¿Ethos… Pathos?

El desarrollo de la música durante todo el siglo XX, pensado desde el inicio de la primera guerra mundial apróximadamente, ha construido una huella importante para la cultura musical de las diferentes sociedades,

parte de la espiral de la historia que, desde su propia concepción- desde su postura originaria polisémica-, la reciben, la completan y reelaboran a partir de ella su propia identidad artística, como artistas activos o como receptores sensibles.

No se trata ahora, en este concreto estado histórico, de un fenómeno totalmente nuevo, pues de esta naturaleza ha sido el comportamiento del arte, de la música como institución de la sociedad y frente a la sociedad, desde antiguo: dejando una huella que ha pasado por la revisión de su devenir, problematizando frente a ella, siendo contestataria del modo de vida que la engendra y finalmente proponiendo la otredad de la realidad misma. Pero, a diferencia de toda su historia anterior la obra artística, la obra musical de la contemporaneidad actual es tanto más plural  en su discurso cuanto que la propia evolución del pensamiento humano y en consecuencia las sociedades en su conjunto han convenido en la necesaria transformación de sus estructuras institucionales, expresada de un modo muy claro en las relaciones sociales de clase, despojándose de atavismos y privilegios incoherentes con el sentido práctico y funcional de los oficios y la existencia como dinamizadores del sistema completo de la cultura.

De esta manera la tendencia anterior al siglo XX a homogenizar la creación musical en el concepto de estilo personal y, de época y nación, que respondía en basta medida a conceptos emanados de la conciencia de clase por parte del grupo dominante u oficialista y por lo mismo direccionador de los valores prácticos y contemplativos sintetizados en sus paradigmas de belleza en la vida y en el arte, es reemplazada por la legitimación de las diferentes sociedades, que ven en la obra musical representada su realidad estética, su pluralidad vivencial.

Recorriendo todo el siglo XX es posible escuchar la muy rica diversidad de creaciones musicales, de las que apreciar o despreciar más su calidad técnica en relación con sus virtudes expresivas, -es decir, qué pretende el artista expresar y cómo lo expresa a través de un medio más o menos dúctil para él- que su alienación a un conjunto de normas de origen aristocrático, burgués, clerical, etc.

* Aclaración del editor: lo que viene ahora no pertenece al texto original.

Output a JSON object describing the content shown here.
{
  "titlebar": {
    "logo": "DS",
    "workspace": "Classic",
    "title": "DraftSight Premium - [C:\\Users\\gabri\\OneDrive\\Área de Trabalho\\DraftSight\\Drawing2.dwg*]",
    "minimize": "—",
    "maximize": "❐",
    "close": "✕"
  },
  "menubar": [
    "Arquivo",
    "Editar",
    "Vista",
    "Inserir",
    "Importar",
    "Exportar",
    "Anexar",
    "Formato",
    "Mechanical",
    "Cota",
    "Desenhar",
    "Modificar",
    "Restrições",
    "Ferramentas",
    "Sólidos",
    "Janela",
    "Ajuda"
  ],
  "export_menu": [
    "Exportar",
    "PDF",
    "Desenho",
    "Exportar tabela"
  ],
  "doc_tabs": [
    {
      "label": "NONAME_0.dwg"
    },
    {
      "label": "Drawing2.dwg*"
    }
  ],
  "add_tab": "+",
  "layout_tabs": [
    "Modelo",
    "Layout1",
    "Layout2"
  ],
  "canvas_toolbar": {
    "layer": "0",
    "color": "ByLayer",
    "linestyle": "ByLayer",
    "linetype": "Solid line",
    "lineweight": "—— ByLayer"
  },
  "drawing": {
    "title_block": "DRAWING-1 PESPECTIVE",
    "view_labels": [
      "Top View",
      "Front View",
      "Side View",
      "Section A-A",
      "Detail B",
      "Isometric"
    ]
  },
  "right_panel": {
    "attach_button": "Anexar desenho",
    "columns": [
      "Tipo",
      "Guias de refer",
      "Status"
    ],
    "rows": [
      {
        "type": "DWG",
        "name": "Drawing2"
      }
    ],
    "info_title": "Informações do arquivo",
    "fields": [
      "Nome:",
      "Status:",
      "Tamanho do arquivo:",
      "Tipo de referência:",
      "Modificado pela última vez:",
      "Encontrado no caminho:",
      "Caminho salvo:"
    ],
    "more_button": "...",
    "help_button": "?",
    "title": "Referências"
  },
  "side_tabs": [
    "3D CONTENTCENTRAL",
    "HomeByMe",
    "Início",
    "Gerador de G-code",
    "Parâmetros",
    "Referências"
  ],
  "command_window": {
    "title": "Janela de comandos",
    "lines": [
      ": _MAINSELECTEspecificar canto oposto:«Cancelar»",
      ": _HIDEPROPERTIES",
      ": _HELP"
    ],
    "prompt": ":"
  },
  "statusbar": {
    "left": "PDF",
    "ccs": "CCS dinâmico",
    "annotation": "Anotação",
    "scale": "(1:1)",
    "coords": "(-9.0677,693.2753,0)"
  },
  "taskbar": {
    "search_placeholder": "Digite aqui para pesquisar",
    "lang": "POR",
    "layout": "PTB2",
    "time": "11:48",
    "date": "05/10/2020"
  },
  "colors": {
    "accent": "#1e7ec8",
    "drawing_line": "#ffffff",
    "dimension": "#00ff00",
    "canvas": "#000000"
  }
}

Significa lo anterior que obras como “Le sacre du Printemps” (La consagración de la primavera) de Igor Strawinski, el “Pierrot lunaire” de Arnold Schoenberg o “A kekszakállú herceg vára” (El castillo de Barbazul) de Bela Bartók representan intereses de clase de algún tipo, pero ya no obligadamente predispuestos por oficialismos reaccionarios más sí, en función de las propias condiciones históricas y sociales peculiares a estos creadores, es decir, el agotamiento y por lo mismo el cuestionamiento moral y espiritual vitalizador de categorías estéticas que cobran vigencia en medio de una suerte de desgaste del uso tradicional del lenguaje musical, haciendo coyuntura hacia 1914, subsiste un grado mayor de autonomía fundamentada sobre la consigna libertaria de la música, consigna  atada a su necesidad de comunicar de manera más esencial y menos formal, concediendo el arbitraje de la legitimidad intra- artística a la primera como mediador y fin de lo que se piense comunicativo, expresivo o representativo en y de la obra musical, aun cuando el propio resultado sonoro resulte una pedancia- como expresa Arnold Hauser en su Historia social de la literatura y el Arte sobre el discurso Dadá, subrealista, expresionista, en tanto esta esencialidad es conductora de un aparente “errático código” incomprensible y difícil de asimilar.

 Ya el siglo anterior en obras de gran factura como los últimos dramas wagnerianos, La sonata en Si menor de Franz Liszt o “Also Sprache Zaratustre” (Así habló Zaratrusta) de Richard Strauss había perseguido tal esencialidad, sin embargo el dominio del concepto de forma siempre fue de tipo normativo- apolíneo, en contraposición al contemporáneo de naturaleza formalista o esencialista-dionisiaco, observado desde el punto de vista ontológico u originario y otorgándole la categoría de originariedad a la esencia en que pretende centrar su devenir el discurso musical en el siglo XX.

Es en este sentido que Strawinsky, Schoenberg y Bartók representan para la música del siglo XX la simiente fresca de una nueva época, que se renueva a sí misma con inapreciable celeridad. Estos tres compositores renovaron el discurso musical que se ha tornado, en las sucesivas décadas, mas transgresivo, cuyo ethos es menos codificable y cuyo pathos busca ser emancipado- como expresaría el propio Schoenberg- para representar la peculiaridad de la existencia en nuestra contemporaneidad.